Andate, vi prego, a rivedere per intero questa partita: da qualche parte la si troverà… Non accontentatevi di una sintesi, né tanto meno di stralci delle varie sfide tra Roger e Stan. Non rendono giustizia, perché fareste l’errore di pensare che siano perle scelte in mezzo a tanta sabbia. E invece no, in questa finale di Indian Wells siamo in presenza di 80 minuti di quasi ininterrotta meraviglia. I due amici svizzeri fanno sì che l’inedito diventi una costante, che gli spettatori attenti e coinvolti possano dimenticare le fatiche e le brutture della vita, per “indiarsi” (ancora l’Alighieri), avvicinandosi a Dio o a Chi per lui. E ogni “Oh!”, ogni applauso, ogni sbigottimento è un grido contro la morte: “No, non finire, non finite, vi preghiamo!”. È una preghiera alla bellezza sperimentata per sé, nella speranza che possa avvenire una sua immediata trasfusione nella quotidianità di chi osserva. Ne usciamo resi più belli, forse anche più buoni.

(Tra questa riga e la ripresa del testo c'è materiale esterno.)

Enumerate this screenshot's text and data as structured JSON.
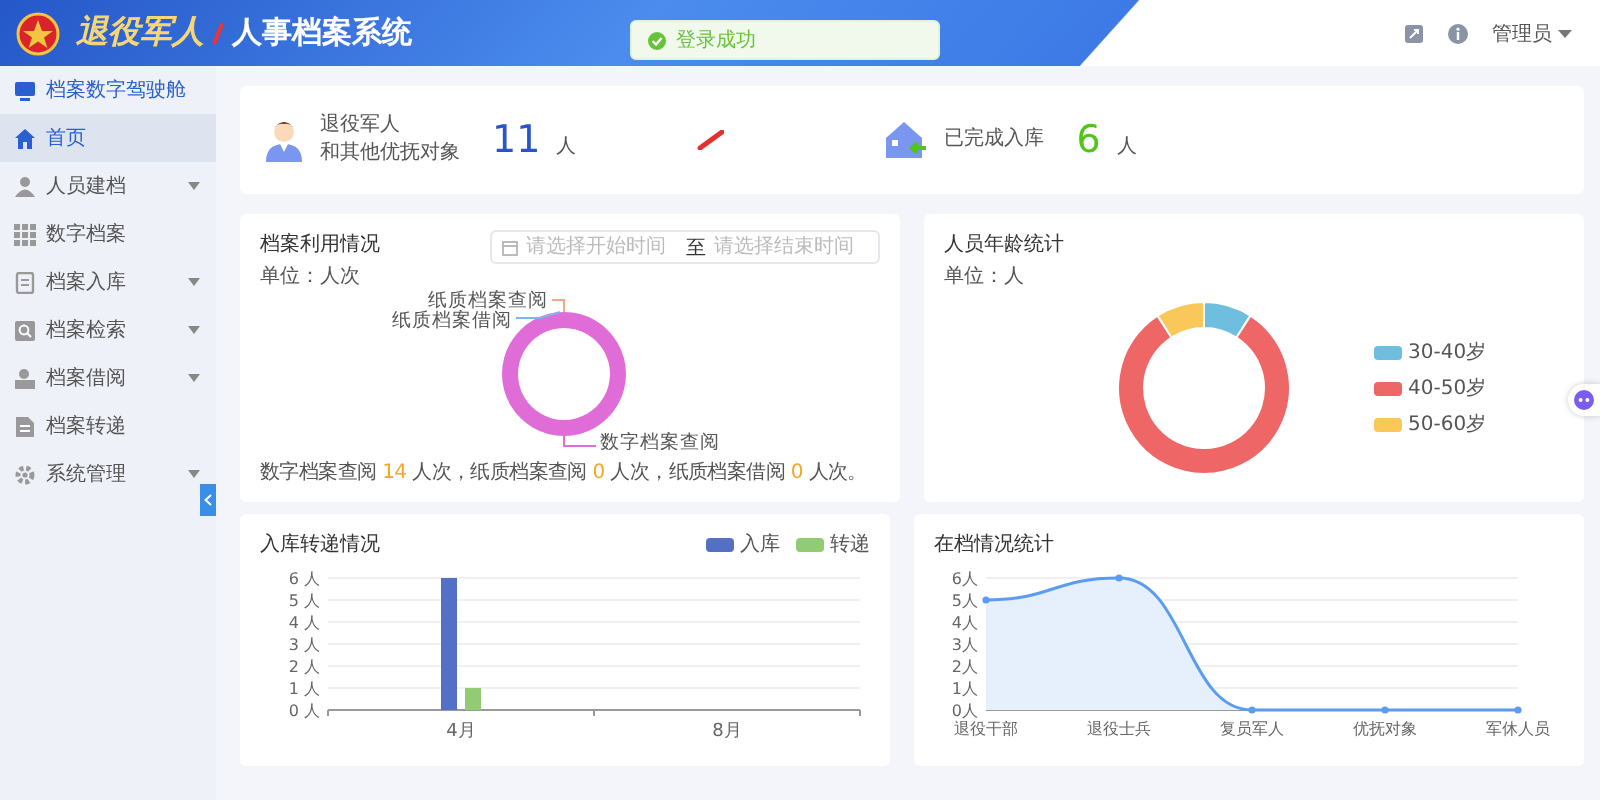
{
  "header": {
    "title_emblem": "退役军人",
    "title": "人事档案系统",
    "user": "管理员"
  },
  "toast": {
    "kind": "success",
    "text": "登录成功"
  },
  "sidebar": {
    "items": [
      {
        "label": "档案数字驾驶舱",
        "kind": "cockpit",
        "selected": false
      },
      {
        "label": "首页",
        "kind": "page",
        "selected": true
      },
      {
        "label": "人员建档",
        "kind": "group",
        "selected": false
      },
      {
        "label": "数字档案",
        "kind": "page",
        "selected": false
      },
      {
        "label": "档案入库",
        "kind": "group",
        "selected": false
      },
      {
        "label": "档案检索",
        "kind": "group",
        "selected": false
      },
      {
        "label": "档案借阅",
        "kind": "group",
        "selected": false
      },
      {
        "label": "档案转递",
        "kind": "page",
        "selected": false
      },
      {
        "label": "系统管理",
        "kind": "group",
        "selected": false
      }
    ]
  },
  "stats": [
    {
      "kind": "veterans",
      "label_lines": [
        "退役军人",
        "和其他优抚对象"
      ],
      "value": "11",
      "unit": "人"
    },
    {
      "kind": "stored",
      "label_lines": [
        "已完成入库"
      ],
      "value": "6",
      "unit": "人"
    }
  ],
  "usage_card": {
    "title": "档案利用情况",
    "unit": "单位：人次",
    "date_range": {
      "start_placeholder": "请选择开始时间",
      "separator": "至",
      "end_placeholder": "请选择结束时间"
    },
    "chart_data": {
      "type": "pie",
      "categories": [
        "数字档案查阅",
        "纸质档案查阅",
        "纸质档案借阅"
      ],
      "values": [
        100,
        0,
        0
      ]
    },
    "summary": [
      {
        "kind": "text",
        "text": "数字档案查阅 "
      },
      {
        "kind": "count",
        "text": "14"
      },
      {
        "kind": "text",
        "text": " 人次，纸质档案查阅 "
      },
      {
        "kind": "count",
        "text": "0"
      },
      {
        "kind": "text",
        "text": " 人次，纸质档案借阅 "
      },
      {
        "kind": "count",
        "text": "0"
      },
      {
        "kind": "text",
        "text": " 人次。"
      }
    ]
  },
  "age_card": {
    "title": "人员年龄统计",
    "unit": "单位：人",
    "legend": [
      {
        "label": "30-40岁",
        "color": "#6ebee0"
      },
      {
        "label": "40-50岁",
        "color": "#ee6666"
      },
      {
        "label": "50-60岁",
        "color": "#fac858"
      }
    ]
  },
  "transfer_card": {
    "title": "入库转递情况",
    "chart_data": {
      "type": "bar",
      "categories": [
        "4月",
        "8月"
      ],
      "series": [
        {
          "name": "入库",
          "color": "#5470c6",
          "values": [
            6,
            0
          ]
        },
        {
          "name": "转递",
          "color": "#91cc75",
          "values": [
            1,
            0
          ]
        }
      ],
      "ylim": [
        0,
        6
      ],
      "grid": true,
      "yticks": [
        {
          "value": 0,
          "label": "0 人"
        },
        {
          "value": 1,
          "label": "1 人"
        },
        {
          "value": 2,
          "label": "2 人"
        },
        {
          "value": 3,
          "label": "3 人"
        },
        {
          "value": 4,
          "label": "4 人"
        },
        {
          "value": 5,
          "label": "5 人"
        },
        {
          "value": 6,
          "label": "6 人"
        }
      ]
    }
  },
  "archive_card": {
    "title": "在档情况统计",
    "chart_data": {
      "type": "area",
      "categories": [
        "退役干部",
        "退役士兵",
        "复员军人",
        "优抚对象",
        "军休人员"
      ],
      "series": [
        {
          "color": "#5b9bf0",
          "values": [
            5,
            6,
            0,
            0,
            0
          ]
        }
      ],
      "ylim": [
        0,
        6
      ],
      "grid": true,
      "yticks": [
        {
          "value": 0,
          "label": "0人"
        },
        {
          "value": 1,
          "label": "1人"
        },
        {
          "value": 2,
          "label": "2人"
        },
        {
          "value": 3,
          "label": "3人"
        },
        {
          "value": 4,
          "label": "4人"
        },
        {
          "value": 5,
          "label": "5人"
        },
        {
          "value": 6,
          "label": "6人"
        }
      ]
    }
  }
}
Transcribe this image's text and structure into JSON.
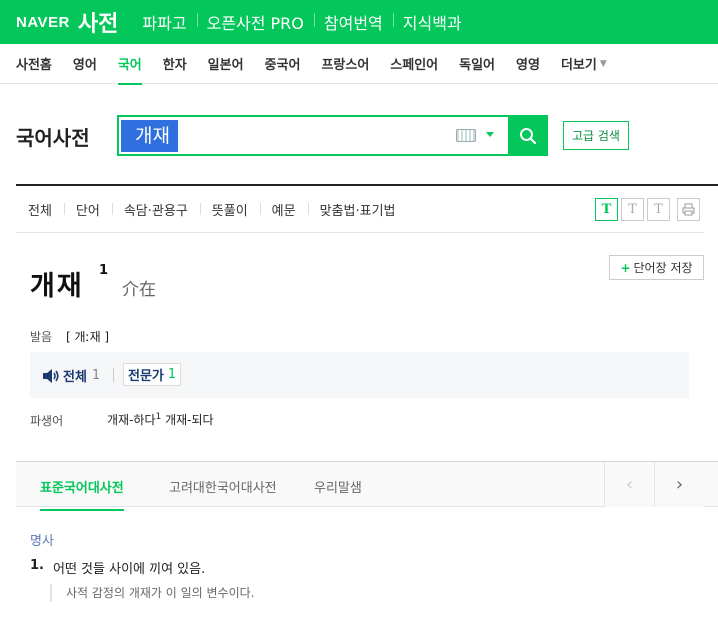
{
  "topbar": {
    "logo": "NAVER",
    "brand": "사전",
    "nav": [
      "파파고",
      "오픈사전 PRO",
      "참여번역",
      "지식백과"
    ]
  },
  "langnav": {
    "items": [
      "사전홈",
      "영어",
      "국어",
      "한자",
      "일본어",
      "중국어",
      "프랑스어",
      "스페인어",
      "독일어",
      "영영",
      "더보기"
    ],
    "active": "국어"
  },
  "search": {
    "dict_title": "국어사전",
    "query": "개재",
    "advanced_label": "고급 검색"
  },
  "filters": {
    "tabs": [
      "전체",
      "단어",
      "속담·관용구",
      "뜻풀이",
      "예문",
      "맞춤법·표기법"
    ],
    "font_buttons": [
      "T",
      "T",
      "T"
    ]
  },
  "entry": {
    "headword": "개재",
    "homonym_number": "1",
    "hanja": "介在",
    "wordbook_label": "단어장 저장",
    "pronunciation_label": "발음",
    "pronunciation": "[ 개ː재 ]",
    "audio": {
      "all_label": "전체",
      "all_count": "1",
      "expert_label": "전문가",
      "expert_count": "1"
    },
    "derivative_label": "파생어",
    "derivatives": [
      {
        "word": "개재-하다",
        "sup": "1"
      },
      {
        "word": "개재-되다",
        "sup": ""
      }
    ]
  },
  "sources": {
    "tabs": [
      "표준국어대사전",
      "고려대한국어대사전",
      "우리말샘"
    ],
    "active": "표준국어대사전"
  },
  "definition": {
    "pos": "명사",
    "number": "1.",
    "text": "어떤 것들 사이에 끼여 있음.",
    "example": "사적 감정의 개재가 이 일의 변수이다."
  }
}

Scriveva Edgar Lee Masters: “Quando ero giovane, avevo ali forti e instancabili, ma non conoscevo le montagne. Quando fui vecchio, conobbi le montagne, ma le ali stanche non tennero più dietro alla visione. Il genio è saggezza e gioventù”. Qui siamo sulle vette, in compagnia di quella saggezza forgiatasi mediante una vita di allenamento, di esercizi compiuti ancora e ancora, di sudore e ripetitività: il tutto trasformato, per immediata e diretta magia, in attualissima e rinnovata novità, qui e ora. E la gioventù? Certo, l’anagrafe parla chiaro, né si potrebbe pensare che Roger potesse toccare tali apici di completezza quando era poco più che ventenne. Per onestà, alcune magie compiute da Federer tra il 2003 e il 2007, gli anni del suo dominio incontrastato, hanno una bellezza e una strafottenza giovanile irripetibili, paragonabili forse solo al piacere che si prova quando nel pieno fulgore estivo si morde una pesca turgida e succosa. Ma in questo luminoso 2017, estate autunnale, la bellezza è un profumatissimo distillato: la forza della gioventù è come abbracciata dalla sapienza che nasce da vent’anni di esperienza. La memoria del corpo che da due terzi della vita si muove in quei 23,77 × 10,97 m, come un pesce nell’acqua, si fonde con l’innato talento e con l’acutezza mentale che sa discernere cosa fare, come farlo, quando farlo. Risposta in atto, su un campo da tennis, alla domanda di Gesù: “Perché non giudicate da voi stessi ciò che è giusto?” (Luca 12,57).

Ma lasciamo l’ultima parola al sapiente biblico: “Se gli umani, affascinati dalla bellezza delle creature, le hanno prese per dèi; se colpiti da meraviglia per esse non sono stati capaci di contemplare, attraverso la loro grandezza e la loro bellezza, il loro autore, per costoro leggero è il rimprovero. Le cose viste, infatti, sono così belle!” (Libro della Sapienza 13,3-7). L’idolatria della bellezza, anzi della bellezza della bellezza, è quasi scusabile. Più forte il rimprovero per chi, distratto, non la sapesse cogliere.